Requirements change management in Software Engineering - Time & Space Complexity
When managing changes in requirements, it is important to understand how the effort needed grows as the number of changes increases.
We want to know how the time to handle changes scales with more requirements updates.
Analyze the time complexity of the following process for managing requirement changes.
for each change in changes_list:
for each requirement in requirements_list:
if requirement affected by change:
update requirement
notify stakeholders
review updated requirements
update project plan
communicate changes
This code simulates checking each change against all requirements, updating affected ones, and then handling communication and planning.
Identify the loops and repeated steps in the process.
- Primary operation: Nested loops checking each change against every requirement.
- How many times: For each change, all requirements are checked once.
As the number of changes and requirements grows, the work increases quickly.
| Input Size (changes x requirements) | Approx. Operations |
|---|---|
| 10 changes x 10 requirements | 100 checks |
| 100 changes x 100 requirements | 10,000 checks |
| 1000 changes x 1000 requirements | 1,000,000 checks |
Pattern observation: The total work grows by multiplying the number of changes by the number of requirements, so doubling both quadruples the work.
Time Complexity: O(c * r)
This means the time needed grows proportionally to the number of changes times the number of requirements.

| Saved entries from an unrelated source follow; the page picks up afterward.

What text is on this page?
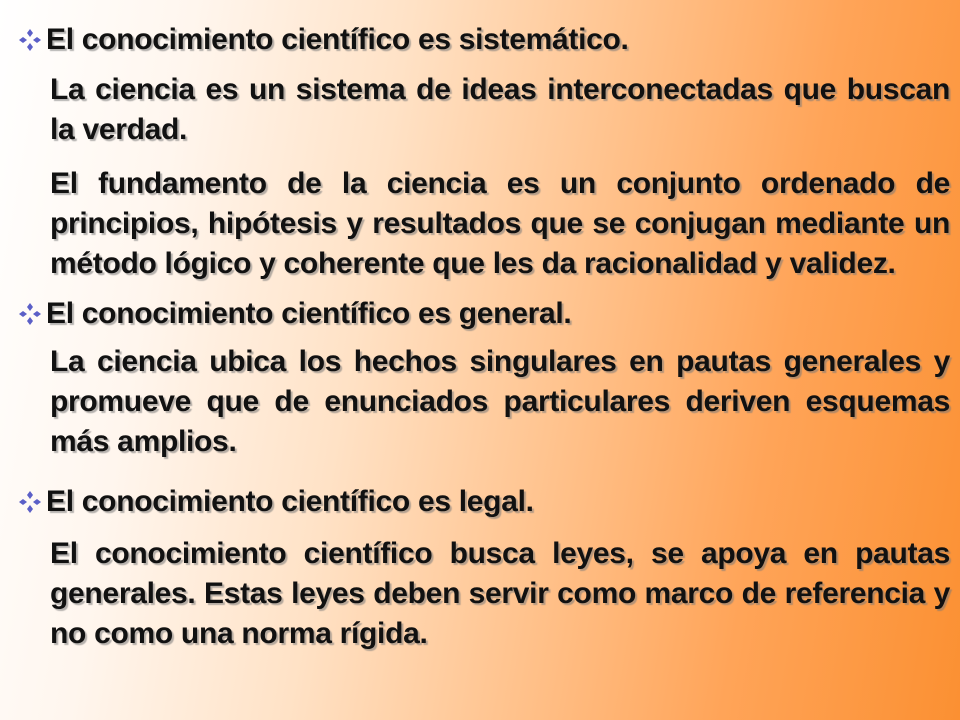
El conocimiento científico es sistemático.

La ciencia es un sistema de ideas interconectadas que buscan la verdad.

El fundamento de la ciencia es un conjunto ordenado de principios, hipótesis y resultados que se conjugan mediante un método lógico y coherente que les da racionalidad y validez.

El conocimiento científico es general.

La ciencia ubica los hechos singulares en pautas generales y promueve que de enunciados particulares deriven esquemas más amplios.

El conocimiento científico es legal.

El conocimiento científico busca leyes, se apoya en pautas generales. Estas leyes deben servir como marco de referencia y no como una norma rígida.
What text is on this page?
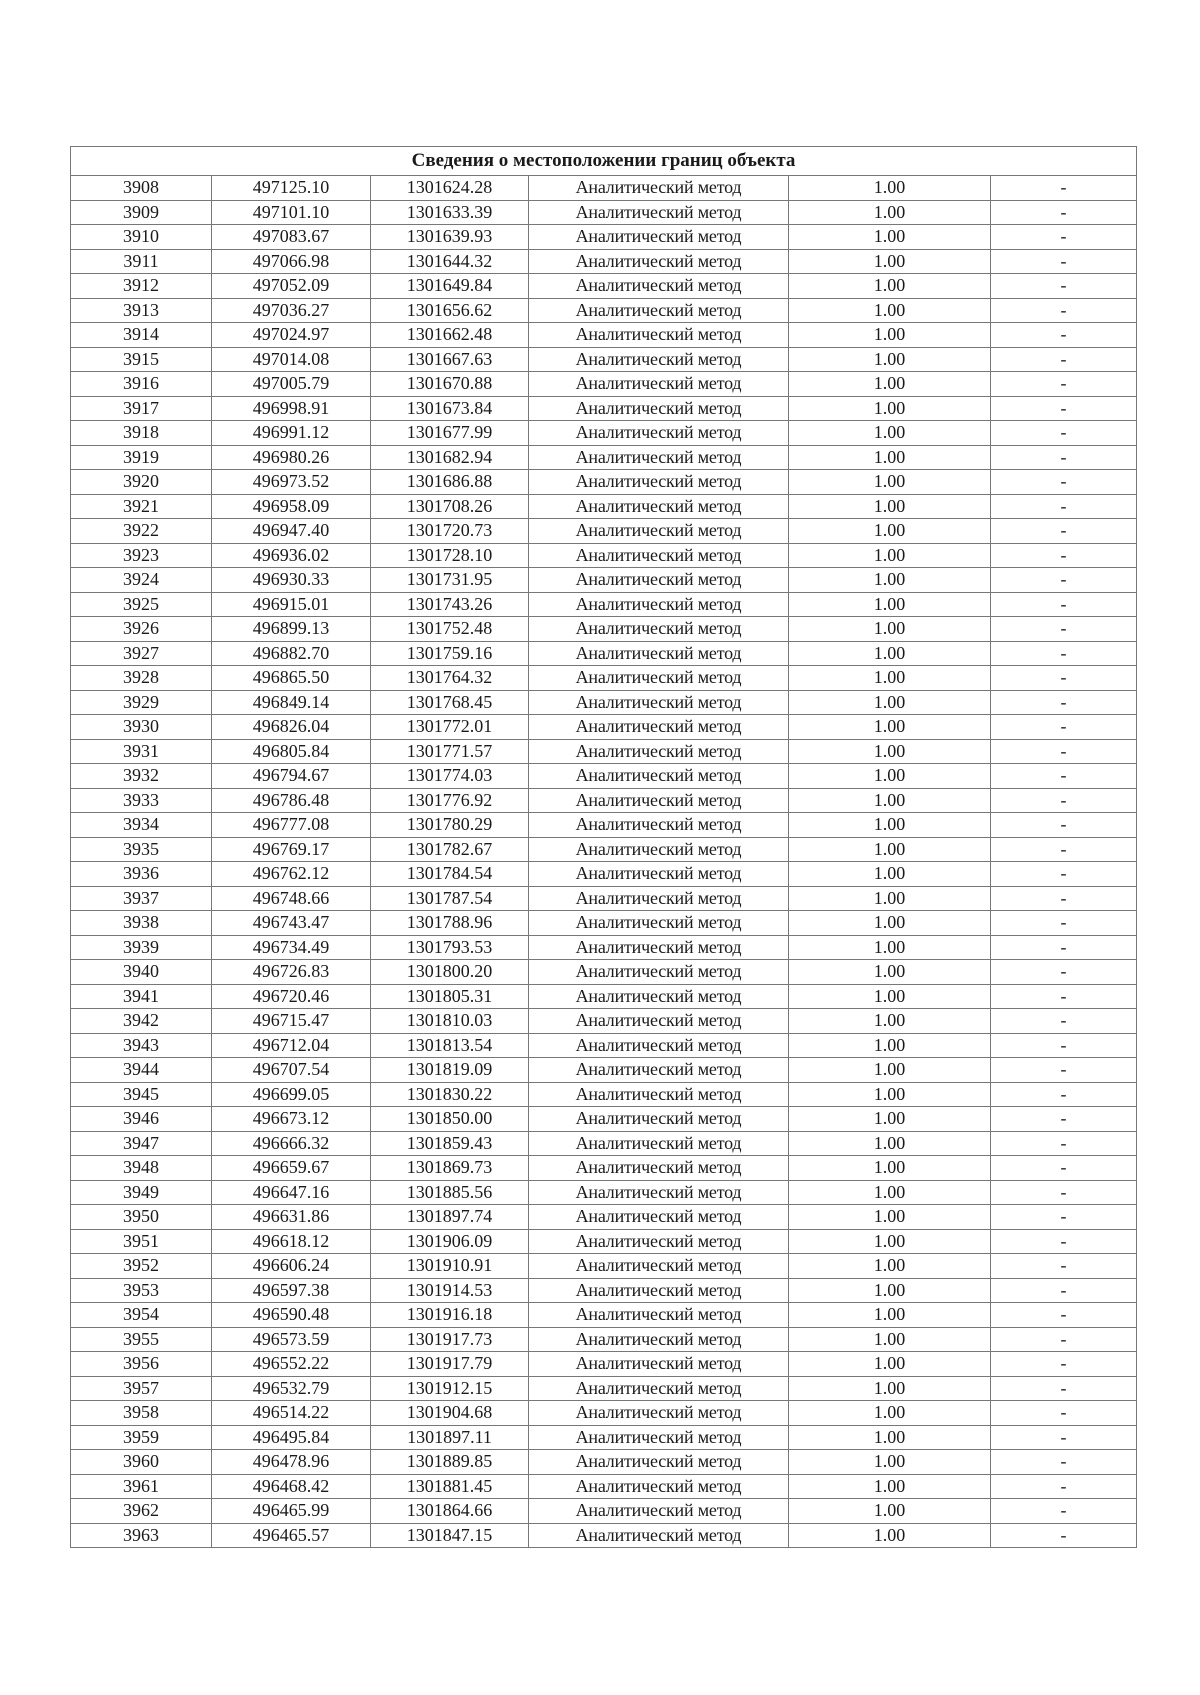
Сведения о местоположении границ объекта					
3908	497125.10	1301624.28	Аналитический метод	1.00	-
3909	497101.10	1301633.39	Аналитический метод	1.00	-
3910	497083.67	1301639.93	Аналитический метод	1.00	-
3911	497066.98	1301644.32	Аналитический метод	1.00	-
3912	497052.09	1301649.84	Аналитический метод	1.00	-
3913	497036.27	1301656.62	Аналитический метод	1.00	-
3914	497024.97	1301662.48	Аналитический метод	1.00	-
3915	497014.08	1301667.63	Аналитический метод	1.00	-
3916	497005.79	1301670.88	Аналитический метод	1.00	-
3917	496998.91	1301673.84	Аналитический метод	1.00	-
3918	496991.12	1301677.99	Аналитический метод	1.00	-
3919	496980.26	1301682.94	Аналитический метод	1.00	-
3920	496973.52	1301686.88	Аналитический метод	1.00	-
3921	496958.09	1301708.26	Аналитический метод	1.00	-
3922	496947.40	1301720.73	Аналитический метод	1.00	-
3923	496936.02	1301728.10	Аналитический метод	1.00	-
3924	496930.33	1301731.95	Аналитический метод	1.00	-
3925	496915.01	1301743.26	Аналитический метод	1.00	-
3926	496899.13	1301752.48	Аналитический метод	1.00	-
3927	496882.70	1301759.16	Аналитический метод	1.00	-
3928	496865.50	1301764.32	Аналитический метод	1.00	-
3929	496849.14	1301768.45	Аналитический метод	1.00	-
3930	496826.04	1301772.01	Аналитический метод	1.00	-
3931	496805.84	1301771.57	Аналитический метод	1.00	-
3932	496794.67	1301774.03	Аналитический метод	1.00	-
3933	496786.48	1301776.92	Аналитический метод	1.00	-
3934	496777.08	1301780.29	Аналитический метод	1.00	-
3935	496769.17	1301782.67	Аналитический метод	1.00	-
3936	496762.12	1301784.54	Аналитический метод	1.00	-
3937	496748.66	1301787.54	Аналитический метод	1.00	-
3938	496743.47	1301788.96	Аналитический метод	1.00	-
3939	496734.49	1301793.53	Аналитический метод	1.00	-
3940	496726.83	1301800.20	Аналитический метод	1.00	-
3941	496720.46	1301805.31	Аналитический метод	1.00	-
3942	496715.47	1301810.03	Аналитический метод	1.00	-
3943	496712.04	1301813.54	Аналитический метод	1.00	-
3944	496707.54	1301819.09	Аналитический метод	1.00	-
3945	496699.05	1301830.22	Аналитический метод	1.00	-
3946	496673.12	1301850.00	Аналитический метод	1.00	-
3947	496666.32	1301859.43	Аналитический метод	1.00	-
3948	496659.67	1301869.73	Аналитический метод	1.00	-
3949	496647.16	1301885.56	Аналитический метод	1.00	-
3950	496631.86	1301897.74	Аналитический метод	1.00	-
3951	496618.12	1301906.09	Аналитический метод	1.00	-
3952	496606.24	1301910.91	Аналитический метод	1.00	-
3953	496597.38	1301914.53	Аналитический метод	1.00	-
3954	496590.48	1301916.18	Аналитический метод	1.00	-
3955	496573.59	1301917.73	Аналитический метод	1.00	-
3956	496552.22	1301917.79	Аналитический метод	1.00	-
3957	496532.79	1301912.15	Аналитический метод	1.00	-
3958	496514.22	1301904.68	Аналитический метод	1.00	-
3959	496495.84	1301897.11	Аналитический метод	1.00	-
3960	496478.96	1301889.85	Аналитический метод	1.00	-
3961	496468.42	1301881.45	Аналитический метод	1.00	-
3962	496465.99	1301864.66	Аналитический метод	1.00	-
3963	496465.57	1301847.15	Аналитический метод	1.00	-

[X] Wrong: "Handling each change is independent and only takes constant time regardless of requirements."
[OK] Correct: Each change must be checked against all requirements, so time grows with both changes and requirements, not just changes alone.
Understanding how effort grows with changes and requirements helps you explain project planning and risk management clearly in discussions.
"What if we grouped related changes together and processed them as batches? How would that affect the time complexity?"